Some of the Lathar behind the table exchanged glances. Kirr's hand tightened on her knee again, but she didn't care.
"She's in a coma. She nearly died in the crash, but I'm sure that's in your files somewhere." She met Kaarigan's gaze. He obviously didn’t like women, so why the hell was he in charge of the mate program?
"So maybe you could refer to her as something other than 'the other one' while you're deciding whether to throw us both back to Earth to starve."
Silence filled the room so completely that it practically pulled up a chair at the table to watch proceedings.
Kaarigan's expression didn't change, but there was a flicker in his eyes. It was gone before she could work out what it was. Anger probably.
"The cousin's condition complicates our review," he said. "The candidates are linked. They broke contract together. Their cases cannot be separated."
"So what happens to her affects me," she said. "And what happens to me affects her."
"That is correct. We need to confer."
Fantastic. She couldn't even fail on her own terms. She had to drag Delilah down with her as well.
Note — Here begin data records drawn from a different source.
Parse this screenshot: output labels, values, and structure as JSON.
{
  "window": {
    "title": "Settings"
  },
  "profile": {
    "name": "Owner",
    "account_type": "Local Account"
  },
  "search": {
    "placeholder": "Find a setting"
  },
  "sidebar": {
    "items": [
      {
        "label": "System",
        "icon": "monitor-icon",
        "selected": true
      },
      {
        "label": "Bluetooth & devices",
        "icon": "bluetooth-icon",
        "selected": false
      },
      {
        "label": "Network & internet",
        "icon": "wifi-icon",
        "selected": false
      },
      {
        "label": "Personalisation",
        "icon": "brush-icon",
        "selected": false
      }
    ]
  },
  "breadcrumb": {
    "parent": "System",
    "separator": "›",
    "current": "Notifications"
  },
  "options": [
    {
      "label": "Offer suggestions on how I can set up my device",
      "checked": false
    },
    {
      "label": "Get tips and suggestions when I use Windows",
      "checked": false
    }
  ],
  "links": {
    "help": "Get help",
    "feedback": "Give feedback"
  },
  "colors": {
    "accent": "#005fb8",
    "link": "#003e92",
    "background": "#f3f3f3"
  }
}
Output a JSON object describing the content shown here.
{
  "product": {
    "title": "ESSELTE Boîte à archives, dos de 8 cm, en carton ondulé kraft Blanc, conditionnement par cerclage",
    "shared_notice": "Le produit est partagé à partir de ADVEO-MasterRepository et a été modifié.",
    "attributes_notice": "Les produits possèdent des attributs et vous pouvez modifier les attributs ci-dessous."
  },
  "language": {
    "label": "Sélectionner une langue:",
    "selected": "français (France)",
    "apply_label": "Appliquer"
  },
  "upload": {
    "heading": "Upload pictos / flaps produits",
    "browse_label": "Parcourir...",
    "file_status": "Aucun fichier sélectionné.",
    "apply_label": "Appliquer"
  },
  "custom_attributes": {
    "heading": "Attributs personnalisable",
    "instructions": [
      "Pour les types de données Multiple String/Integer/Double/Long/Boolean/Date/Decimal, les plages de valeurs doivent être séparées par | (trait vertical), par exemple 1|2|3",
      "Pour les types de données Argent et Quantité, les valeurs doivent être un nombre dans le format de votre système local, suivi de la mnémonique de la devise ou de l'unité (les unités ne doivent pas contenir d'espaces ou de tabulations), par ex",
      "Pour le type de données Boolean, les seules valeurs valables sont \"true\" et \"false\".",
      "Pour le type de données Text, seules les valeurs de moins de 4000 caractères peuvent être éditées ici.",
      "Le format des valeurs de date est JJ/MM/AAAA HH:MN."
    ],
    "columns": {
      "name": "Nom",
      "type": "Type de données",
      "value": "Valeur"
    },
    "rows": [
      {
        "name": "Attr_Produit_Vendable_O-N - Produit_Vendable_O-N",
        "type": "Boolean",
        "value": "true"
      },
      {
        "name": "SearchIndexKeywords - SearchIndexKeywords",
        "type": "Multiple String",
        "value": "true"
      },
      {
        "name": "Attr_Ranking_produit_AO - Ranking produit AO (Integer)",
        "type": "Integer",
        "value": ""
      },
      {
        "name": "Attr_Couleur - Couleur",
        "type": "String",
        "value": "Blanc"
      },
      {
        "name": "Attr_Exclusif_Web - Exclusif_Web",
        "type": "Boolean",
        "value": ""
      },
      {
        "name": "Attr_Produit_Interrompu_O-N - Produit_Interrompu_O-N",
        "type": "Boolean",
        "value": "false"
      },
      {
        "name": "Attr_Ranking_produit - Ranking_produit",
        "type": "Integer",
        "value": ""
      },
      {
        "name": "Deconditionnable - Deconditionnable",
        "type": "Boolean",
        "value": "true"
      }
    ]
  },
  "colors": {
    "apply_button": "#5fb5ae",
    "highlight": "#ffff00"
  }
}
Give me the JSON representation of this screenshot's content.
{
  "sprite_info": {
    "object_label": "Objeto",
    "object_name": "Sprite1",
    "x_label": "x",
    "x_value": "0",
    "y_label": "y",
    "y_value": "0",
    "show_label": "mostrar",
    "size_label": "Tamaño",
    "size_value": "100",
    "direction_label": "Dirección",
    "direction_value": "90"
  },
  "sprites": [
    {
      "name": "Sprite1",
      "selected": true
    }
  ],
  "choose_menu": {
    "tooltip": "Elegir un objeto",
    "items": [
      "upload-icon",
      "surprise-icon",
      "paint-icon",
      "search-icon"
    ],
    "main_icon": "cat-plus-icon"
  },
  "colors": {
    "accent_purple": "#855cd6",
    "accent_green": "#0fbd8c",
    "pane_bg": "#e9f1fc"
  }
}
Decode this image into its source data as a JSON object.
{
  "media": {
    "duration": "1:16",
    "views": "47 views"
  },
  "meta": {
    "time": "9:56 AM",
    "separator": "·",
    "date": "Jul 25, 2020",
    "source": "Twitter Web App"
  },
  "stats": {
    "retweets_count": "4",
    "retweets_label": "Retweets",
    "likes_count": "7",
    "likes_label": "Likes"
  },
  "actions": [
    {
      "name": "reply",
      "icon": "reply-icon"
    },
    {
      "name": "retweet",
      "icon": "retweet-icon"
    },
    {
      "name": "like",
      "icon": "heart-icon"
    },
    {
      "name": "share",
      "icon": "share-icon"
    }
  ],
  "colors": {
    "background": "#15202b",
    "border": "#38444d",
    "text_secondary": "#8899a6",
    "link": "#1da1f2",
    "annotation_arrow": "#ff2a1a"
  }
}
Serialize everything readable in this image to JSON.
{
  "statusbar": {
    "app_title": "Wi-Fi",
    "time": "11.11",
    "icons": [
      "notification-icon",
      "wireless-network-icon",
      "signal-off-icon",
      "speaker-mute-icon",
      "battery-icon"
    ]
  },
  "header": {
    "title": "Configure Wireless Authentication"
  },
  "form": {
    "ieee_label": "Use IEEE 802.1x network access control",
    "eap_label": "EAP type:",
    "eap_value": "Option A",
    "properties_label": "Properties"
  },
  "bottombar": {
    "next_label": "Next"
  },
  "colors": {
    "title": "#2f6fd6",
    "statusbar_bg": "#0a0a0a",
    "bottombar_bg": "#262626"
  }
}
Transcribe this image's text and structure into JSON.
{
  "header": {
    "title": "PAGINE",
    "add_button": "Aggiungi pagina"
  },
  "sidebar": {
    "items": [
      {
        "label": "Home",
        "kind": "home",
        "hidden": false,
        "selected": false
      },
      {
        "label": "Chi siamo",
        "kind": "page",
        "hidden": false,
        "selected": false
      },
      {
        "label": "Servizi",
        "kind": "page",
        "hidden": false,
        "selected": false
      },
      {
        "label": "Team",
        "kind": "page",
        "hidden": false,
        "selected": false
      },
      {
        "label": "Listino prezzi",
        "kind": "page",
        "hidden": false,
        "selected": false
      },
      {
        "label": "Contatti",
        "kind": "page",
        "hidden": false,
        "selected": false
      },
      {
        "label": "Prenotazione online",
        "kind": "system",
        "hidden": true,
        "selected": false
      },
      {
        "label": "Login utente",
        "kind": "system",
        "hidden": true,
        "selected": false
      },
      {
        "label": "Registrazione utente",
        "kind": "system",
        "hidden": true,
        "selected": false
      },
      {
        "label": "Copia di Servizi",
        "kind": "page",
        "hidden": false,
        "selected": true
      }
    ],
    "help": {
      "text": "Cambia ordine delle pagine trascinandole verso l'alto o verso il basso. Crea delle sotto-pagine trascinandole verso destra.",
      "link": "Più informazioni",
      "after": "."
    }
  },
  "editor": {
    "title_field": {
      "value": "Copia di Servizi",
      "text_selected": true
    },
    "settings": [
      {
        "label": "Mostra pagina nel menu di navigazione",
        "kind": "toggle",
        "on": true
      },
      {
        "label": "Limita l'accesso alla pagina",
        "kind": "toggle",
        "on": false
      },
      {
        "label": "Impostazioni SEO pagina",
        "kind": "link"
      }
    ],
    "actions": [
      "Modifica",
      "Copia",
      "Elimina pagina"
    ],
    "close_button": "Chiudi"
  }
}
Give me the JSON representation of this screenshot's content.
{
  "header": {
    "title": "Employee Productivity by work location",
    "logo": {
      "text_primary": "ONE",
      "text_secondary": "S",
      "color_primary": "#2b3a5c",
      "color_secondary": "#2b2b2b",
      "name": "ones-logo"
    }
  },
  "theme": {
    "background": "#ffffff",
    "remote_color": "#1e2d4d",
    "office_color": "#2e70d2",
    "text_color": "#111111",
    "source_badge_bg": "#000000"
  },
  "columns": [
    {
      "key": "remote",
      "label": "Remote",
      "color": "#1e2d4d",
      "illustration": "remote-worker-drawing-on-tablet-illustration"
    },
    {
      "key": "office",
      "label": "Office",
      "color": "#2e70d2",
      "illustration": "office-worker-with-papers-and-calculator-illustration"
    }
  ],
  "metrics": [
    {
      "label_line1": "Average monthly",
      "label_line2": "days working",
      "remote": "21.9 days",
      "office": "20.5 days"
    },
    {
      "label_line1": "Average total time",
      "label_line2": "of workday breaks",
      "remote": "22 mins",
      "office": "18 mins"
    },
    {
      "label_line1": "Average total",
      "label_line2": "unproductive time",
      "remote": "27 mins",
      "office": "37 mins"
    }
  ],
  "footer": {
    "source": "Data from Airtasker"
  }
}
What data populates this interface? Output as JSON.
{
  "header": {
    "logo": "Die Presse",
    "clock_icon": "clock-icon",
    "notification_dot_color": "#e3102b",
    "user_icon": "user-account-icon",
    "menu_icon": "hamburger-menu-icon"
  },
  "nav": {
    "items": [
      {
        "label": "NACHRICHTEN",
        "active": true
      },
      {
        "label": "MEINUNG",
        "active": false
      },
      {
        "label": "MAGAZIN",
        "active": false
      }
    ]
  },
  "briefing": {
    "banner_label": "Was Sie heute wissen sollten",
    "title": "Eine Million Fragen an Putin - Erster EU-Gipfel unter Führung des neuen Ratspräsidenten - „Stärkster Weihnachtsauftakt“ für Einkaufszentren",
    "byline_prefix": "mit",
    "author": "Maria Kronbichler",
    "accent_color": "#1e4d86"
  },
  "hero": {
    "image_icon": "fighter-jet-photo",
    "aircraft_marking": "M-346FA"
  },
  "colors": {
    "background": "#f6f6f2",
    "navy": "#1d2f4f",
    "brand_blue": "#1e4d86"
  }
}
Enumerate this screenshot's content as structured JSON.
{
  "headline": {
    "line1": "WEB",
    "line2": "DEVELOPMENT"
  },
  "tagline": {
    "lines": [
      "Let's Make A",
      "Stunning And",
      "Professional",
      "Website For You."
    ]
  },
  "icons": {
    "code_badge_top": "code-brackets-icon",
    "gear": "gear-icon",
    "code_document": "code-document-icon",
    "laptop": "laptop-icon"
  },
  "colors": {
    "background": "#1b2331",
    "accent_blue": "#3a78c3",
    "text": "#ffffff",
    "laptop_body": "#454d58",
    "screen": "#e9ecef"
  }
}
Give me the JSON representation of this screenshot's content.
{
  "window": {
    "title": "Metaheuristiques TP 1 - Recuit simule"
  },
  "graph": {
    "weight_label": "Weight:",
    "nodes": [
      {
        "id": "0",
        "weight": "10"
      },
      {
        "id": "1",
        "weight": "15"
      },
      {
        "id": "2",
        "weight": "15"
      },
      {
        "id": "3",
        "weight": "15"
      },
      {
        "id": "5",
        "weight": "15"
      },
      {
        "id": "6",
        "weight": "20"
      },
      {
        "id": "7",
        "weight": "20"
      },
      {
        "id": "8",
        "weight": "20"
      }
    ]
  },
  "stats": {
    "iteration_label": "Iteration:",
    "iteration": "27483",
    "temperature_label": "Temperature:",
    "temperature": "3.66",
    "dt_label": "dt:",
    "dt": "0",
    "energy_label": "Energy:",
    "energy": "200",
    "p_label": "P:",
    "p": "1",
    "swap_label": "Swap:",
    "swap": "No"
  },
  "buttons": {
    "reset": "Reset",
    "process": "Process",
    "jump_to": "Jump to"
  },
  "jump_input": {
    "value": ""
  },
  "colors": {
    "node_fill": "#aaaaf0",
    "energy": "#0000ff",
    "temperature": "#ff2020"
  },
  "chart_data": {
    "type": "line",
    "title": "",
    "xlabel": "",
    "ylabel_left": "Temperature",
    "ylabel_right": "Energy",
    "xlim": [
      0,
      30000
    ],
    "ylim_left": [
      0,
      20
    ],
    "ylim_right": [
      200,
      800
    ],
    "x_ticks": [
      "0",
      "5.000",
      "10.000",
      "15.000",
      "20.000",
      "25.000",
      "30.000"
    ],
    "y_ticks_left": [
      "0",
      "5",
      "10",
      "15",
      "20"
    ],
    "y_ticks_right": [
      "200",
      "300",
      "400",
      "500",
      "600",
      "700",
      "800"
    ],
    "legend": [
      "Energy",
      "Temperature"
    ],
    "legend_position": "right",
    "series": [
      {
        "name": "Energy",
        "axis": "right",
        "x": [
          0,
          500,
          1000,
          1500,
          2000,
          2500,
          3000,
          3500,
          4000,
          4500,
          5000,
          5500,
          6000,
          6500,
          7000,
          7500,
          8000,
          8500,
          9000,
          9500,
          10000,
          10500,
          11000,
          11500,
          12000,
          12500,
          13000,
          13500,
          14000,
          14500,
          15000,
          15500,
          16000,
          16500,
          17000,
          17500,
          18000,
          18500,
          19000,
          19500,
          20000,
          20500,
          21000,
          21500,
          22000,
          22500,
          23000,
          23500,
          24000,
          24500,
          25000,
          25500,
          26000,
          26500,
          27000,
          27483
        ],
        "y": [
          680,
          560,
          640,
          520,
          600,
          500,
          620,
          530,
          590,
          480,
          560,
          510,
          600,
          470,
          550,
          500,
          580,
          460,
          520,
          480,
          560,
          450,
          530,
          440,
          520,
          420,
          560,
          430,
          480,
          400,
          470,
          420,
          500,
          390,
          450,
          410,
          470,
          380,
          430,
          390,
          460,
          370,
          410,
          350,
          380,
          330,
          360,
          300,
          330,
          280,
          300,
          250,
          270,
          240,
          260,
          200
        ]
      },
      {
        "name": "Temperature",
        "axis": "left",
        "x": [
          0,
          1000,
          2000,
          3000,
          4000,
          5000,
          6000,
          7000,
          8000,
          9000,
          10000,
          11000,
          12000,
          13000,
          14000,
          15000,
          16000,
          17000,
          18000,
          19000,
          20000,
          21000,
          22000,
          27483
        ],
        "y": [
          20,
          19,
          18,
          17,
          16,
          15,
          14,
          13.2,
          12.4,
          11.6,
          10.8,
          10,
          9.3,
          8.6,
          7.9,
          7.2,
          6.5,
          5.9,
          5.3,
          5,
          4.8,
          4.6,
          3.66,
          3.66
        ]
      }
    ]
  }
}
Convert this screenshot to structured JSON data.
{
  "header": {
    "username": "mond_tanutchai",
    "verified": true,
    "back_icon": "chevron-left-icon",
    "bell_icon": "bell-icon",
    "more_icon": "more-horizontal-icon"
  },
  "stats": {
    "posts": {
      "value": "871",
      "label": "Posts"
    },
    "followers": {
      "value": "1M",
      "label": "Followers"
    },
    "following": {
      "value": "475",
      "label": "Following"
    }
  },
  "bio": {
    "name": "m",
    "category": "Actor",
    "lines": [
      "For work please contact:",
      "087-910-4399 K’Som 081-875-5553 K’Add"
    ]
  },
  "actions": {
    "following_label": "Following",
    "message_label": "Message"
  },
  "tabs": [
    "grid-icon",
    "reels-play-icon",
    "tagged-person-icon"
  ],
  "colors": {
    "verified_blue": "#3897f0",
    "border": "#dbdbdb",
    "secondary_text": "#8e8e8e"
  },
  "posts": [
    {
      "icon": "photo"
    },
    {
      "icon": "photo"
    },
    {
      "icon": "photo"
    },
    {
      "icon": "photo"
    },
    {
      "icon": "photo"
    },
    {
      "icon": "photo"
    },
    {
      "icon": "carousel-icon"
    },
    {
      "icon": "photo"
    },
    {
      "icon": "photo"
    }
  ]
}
The panel members sat back as the Duke pressed something on the dataflex in front of him. A shimmer filled the air in front of the table. Privacy screen.
Kirr's thumb traced a small circle against her knee. Grounding her. The warmth in his golden eyes made her relax a little. Only a fraction.
“It will be fine,” he mouthed. “I promise.”
"The panel will deliberate," Kaarigan announced when he dropped the screen. "Our determination will be delivered within the standard review period. Until that time, Ms. Sawyer remains under War-Commander M'Aab's supervision."
"And her matching status?" one of the younger officials asked.
"Her details have not been entered into the matching program database." Kaarigan's tone was flat. "Given the potential for deportation, entering her into the matching process would be a waste of resources. If the panel decides in her favor, she will be processed then."